Rep. Matt Gaetz of Florida
Washington CNN  — 

Republican Rep. Matt Gaetz of Florida is facing scrutiny after a Politico report suggested that he had used thousands in taxpayer dollars in ways that could run afoul of House ethics rules.

The possible issues, according to Politico, involve Gaetz’s use of $28,000 in taxpayer funds to pay an LLC that is affiliated with a speech-writing consultant.

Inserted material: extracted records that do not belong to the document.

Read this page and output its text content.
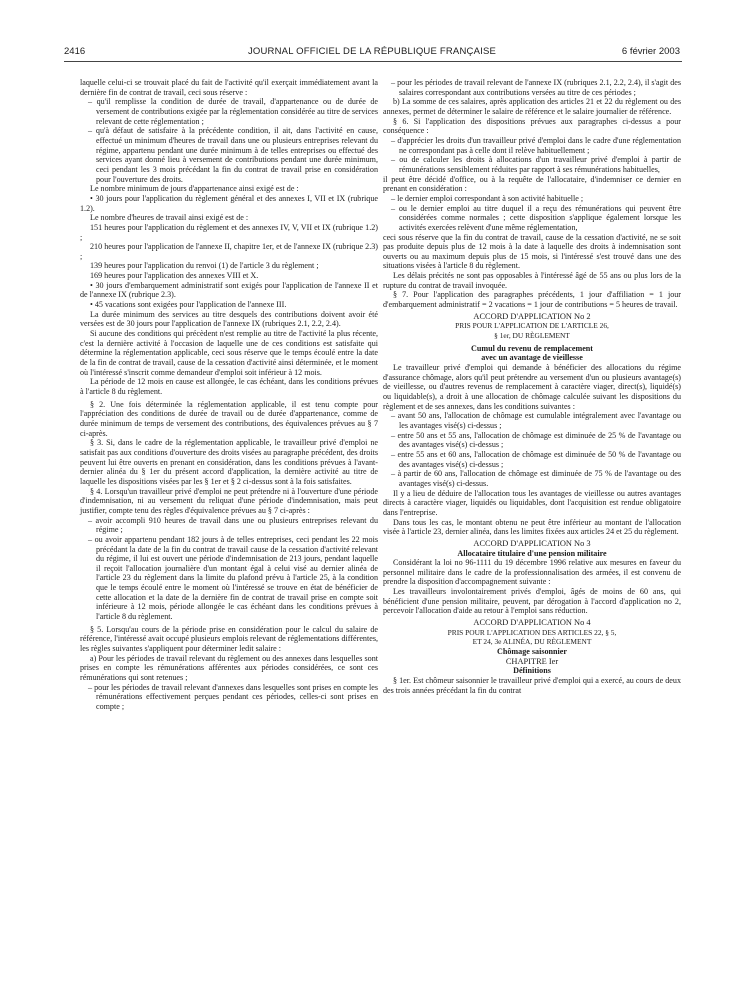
2416	JOURNAL OFFICIEL DE LA RÉPUBLIQUE FRANÇAISE	6 février 2003

laquelle celui-ci se trouvait placé du fait de l'activité qu'il exerçait immédiatement avant la dernière fin de contrat de travail, ceci sous réserve :

– qu'il remplisse la condition de durée de travail, d'appartenance ou de durée de versement de contributions exigée par la réglementation considérée au titre de services relevant de cette réglementation ;

– qu'à défaut de satisfaire à la précédente condition, il ait, dans l'activité en cause, effectué un minimum d'heures de travail dans une ou plusieurs entreprises relevant du régime, appartenu pendant une durée minimum à de telles entreprises ou effectué des services ayant donné lieu à versement de contributions pendant une durée minimum, ceci pendant les 3 mois précédant la fin du contrat de travail prise en considération pour l'ouverture des droits.

Le nombre minimum de jours d'appartenance ainsi exigé est de :

• 30 jours pour l'application du règlement général et des annexes I, VII et IX (rubrique 1.2).

Le nombre d'heures de travail ainsi exigé est de :

151 heures pour l'application du règlement et des annexes IV, V, VII et IX (rubrique 1.2) ;

210 heures pour l'application de l'annexe II, chapitre 1er, et de l'annexe IX (rubrique 2.3) ;

139 heures pour l'application du renvoi (1) de l'article 3 du règlement ;

169 heures pour l'application des annexes VIII et X.

• 30 jours d'embarquement administratif sont exigés pour l'application de l'annexe II et de l'annexe IX (rubrique 2.3).

• 45 vacations sont exigées pour l'application de l'annexe III.

La durée minimum des services au titre desquels des contributions doivent avoir été versées est de 30 jours pour l'application de l'annexe IX (rubriques 2.1, 2.2, 2.4).

Si aucune des conditions qui précèdent n'est remplie au titre de l'activité la plus récente, c'est la dernière activité à l'occasion de laquelle une de ces conditions est satisfaite qui détermine la réglementation applicable, ceci sous réserve que le temps écoulé entre la date de la fin de contrat de travail, cause de la cessation d'activité ainsi déterminée, et le moment où l'intéressé s'inscrit comme demandeur d'emploi soit inférieur à 12 mois.

La période de 12 mois en cause est allongée, le cas échéant, dans les conditions prévues à l'article 8 du règlement.

§ 2. Une fois déterminée la réglementation applicable, il est tenu compte pour l'appréciation des conditions de durée de travail ou de durée d'appartenance, comme de durée minimum de temps de versement des contributions, des équivalences prévues au § 7 ci-après.

§ 3. Si, dans le cadre de la réglementation applicable, le travailleur privé d'emploi ne satisfait pas aux conditions d'ouverture des droits visées au paragraphe précédent, des droits peuvent lui être ouverts en prenant en considération, dans les conditions prévues à l'avant-dernier alinéa du § 1er du présent accord d'application, la dernière activité au titre de laquelle les dispositions visées par les § 1er et § 2 ci-dessus sont à la fois satisfaites.

§ 4. Lorsqu'un travailleur privé d'emploi ne peut prétendre ni à l'ouverture d'une période d'indemnisation, ni au versement du reliquat d'une période d'indemnisation, mais peut justifier, compte tenu des règles d'équivalence prévues au § 7 ci-après :

– avoir accompli 910 heures de travail dans une ou plusieurs entreprises relevant du régime ;

– ou avoir appartenu pendant 182 jours à de telles entreprises, ceci pendant les 22 mois précédant la date de la fin du contrat de travail cause de la cessation d'activité relevant du régime, il lui est ouvert une période d'indemnisation de 213 jours, pendant laquelle il reçoit l'allocation journalière d'un montant égal à celui visé au dernier alinéa de l'article 23 du règlement dans la limite du plafond prévu à l'article 25, à la condition que le temps écoulé entre le moment où l'intéressé se trouve en état de bénéficier de cette allocation et la date de la dernière fin de contrat de travail prise en compte soit inférieure à 12 mois, période allongée le cas échéant dans les conditions prévues à l'article 8 du règlement.

§ 5. Lorsqu'au cours de la période prise en considération pour le calcul du salaire de référence, l'intéressé avait occupé plusieurs emplois relevant de réglementations différentes, les règles suivantes s'appliquent pour déterminer ledit salaire :

a) Pour les périodes de travail relevant du règlement ou des annexes dans lesquelles sont prises en compte les rémunérations afférentes aux périodes considérées, ce sont ces rémunérations qui sont retenues ;

– pour les périodes de travail relevant d'annexes dans lesquelles sont prises en compte les rémunérations effectivement perçues pendant ces périodes, celles-ci sont prises en compte ;

– pour les périodes de travail relevant de l'annexe IX (rubriques 2.1, 2.2, 2.4), il s'agit des salaires correspondant aux contributions versées au titre de ces périodes ;

b) La somme de ces salaires, après application des articles 21 et 22 du règlement ou des annexes, permet de déterminer le salaire de référence et le salaire journalier de référence.

§ 6. Si l'application des dispositions prévues aux paragraphes ci-dessus a pour conséquence :

– d'apprécier les droits d'un travailleur privé d'emploi dans le cadre d'une réglementation ne correspondant pas à celle dont il relève habituellement ;

– ou de calculer les droits à allocations d'un travailleur privé d'emploi à partir de rémunérations sensiblement réduites par rapport à ses rémunérations habituelles,

il peut être décidé d'office, ou à la requête de l'allocataire, d'indemniser ce dernier en prenant en considération :

– le dernier emploi correspondant à son activité habituelle ;

– ou le dernier emploi au titre duquel il a reçu des rémunérations qui peuvent être considérées comme normales ; cette disposition s'applique également lorsque les activités exercées relèvent d'une même réglementation,

ceci sous réserve que la fin du contrat de travail, cause de la cessation d'activité, ne se soit pas produite depuis plus de 12 mois à la date à laquelle des droits à indemnisation sont ouverts ou au maximum depuis plus de 15 mois, si l'intéressé s'est trouvé dans une des situations visées à l'article 8 du règlement.

Les délais précités ne sont pas opposables à l'intéressé âgé de 55 ans ou plus lors de la rupture du contrat de travail invoquée.

§ 7. Pour l'application des paragraphes précédents, 1 jour d'affiliation = 1 jour d'embarquement administratif = 2 vacations = 1 jour de contributions = 5 heures de travail.

ACCORD D'APPLICATION No 2

PRIS POUR L'APPLICATION DE L'ARTICLE 26,

§ 1er, DU RÈGLEMENT

Cumul du revenu de remplacement

avec un avantage de vieillesse

Le travailleur privé d'emploi qui demande à bénéficier des allocations du régime d'assurance chômage, alors qu'il peut prétendre au versement d'un ou plusieurs avantage(s) de vieillesse, ou d'autres revenus de remplacement à caractère viager, direct(s), liquidé(s) ou liquidable(s), a droit à une allocation de chômage calculée suivant les dispositions du règlement et de ses annexes, dans les conditions suivantes :

– avant 50 ans, l'allocation de chômage est cumulable intégralement avec l'avantage ou les avantages visé(s) ci-dessus ;

– entre 50 ans et 55 ans, l'allocation de chômage est diminuée de 25 % de l'avantage ou des avantages visé(s) ci-dessus ;

– entre 55 ans et 60 ans, l'allocation de chômage est diminuée de 50 % de l'avantage ou des avantages visé(s) ci-dessus ;

– à partir de 60 ans, l'allocation de chômage est diminuée de 75 % de l'avantage ou des avantages visé(s) ci-dessus.

Il y a lieu de déduire de l'allocation tous les avantages de vieillesse ou autres avantages directs à caractère viager, liquidés ou liquidables, dont l'acquisition est rendue obligatoire dans l'entreprise.

Dans tous les cas, le montant obtenu ne peut être inférieur au montant de l'allocation visée à l'article 23, dernier alinéa, dans les limites fixées aux articles 24 et 25 du règlement.

ACCORD D'APPLICATION No 3

Allocataire titulaire d'une pension militaire

Considérant la loi no 96-1111 du 19 décembre 1996 relative aux mesures en faveur du personnel militaire dans le cadre de la professionnalisation des armées, il est convenu de prendre la disposition d'accompagnement suivante :

Les travailleurs involontairement privés d'emploi, âgés de moins de 60 ans, qui bénéficient d'une pension militaire, peuvent, par dérogation à l'accord d'application no 2, percevoir l'allocation d'aide au retour à l'emploi sans réduction.

ACCORD D'APPLICATION No 4

PRIS POUR L'APPLICATION DES ARTICLES 22, § 5,

ET 24, 3e ALINÉA, DU RÈGLEMENT

Chômage saisonnier

CHAPITRE Ier

Définitions

§ 1er. Est chômeur saisonnier le travailleur privé d'emploi qui a exercé, au cours de deux des trois années précédant la fin du contrat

According to Politico, Gaetz’s office acknowledged that he had improperly sent $28,000 to a company connected to the speechwriter, Darren Beattie, who was hired by Gaetz in April 2019. Beattie is a former White House speechwriter who attended a 2016 conference featuring several white nationalists.

Gaetz’s office has denied wrongdoing in a statement to CNN, arguing that when it came to paying the LLC, “the contractual arrangement was approved by the necessary House authorities, a second review by the Finance Office determined that the services could not be contracted for in exactly that fashion and our office is currently working through the best way to proceed with both Finance and the House Ethics Committee.”

“The funds were all immediately returned to the House as soon as the review determined this was not the right way to structure this. This is nothing more than a glorified clerical error,” the office said.

CNN asked Gaetz’s office if it had documentation of guidance it had initially received from the House authorities it referred to, but CNN had not been given documentation as of Wednesday evening.

Charlie Dent, who’s a former chairman of the House Ethics Committee and a CNN contributor, told CNN that it would be a problem if a member were found to be paying an outside speechwriter.

“If he was paying an outside speechwriter, that is a mistake. You are supposed to have a press secretary and (legislative) staff that help you with speeches,” Dent said. “It seems that the use of the taxpayer funds for speech-writing is a violation of House rules, and that could warrant a sanction from the Committee on Ethics.”

CNN’s Caroline Kelly contributed to this report.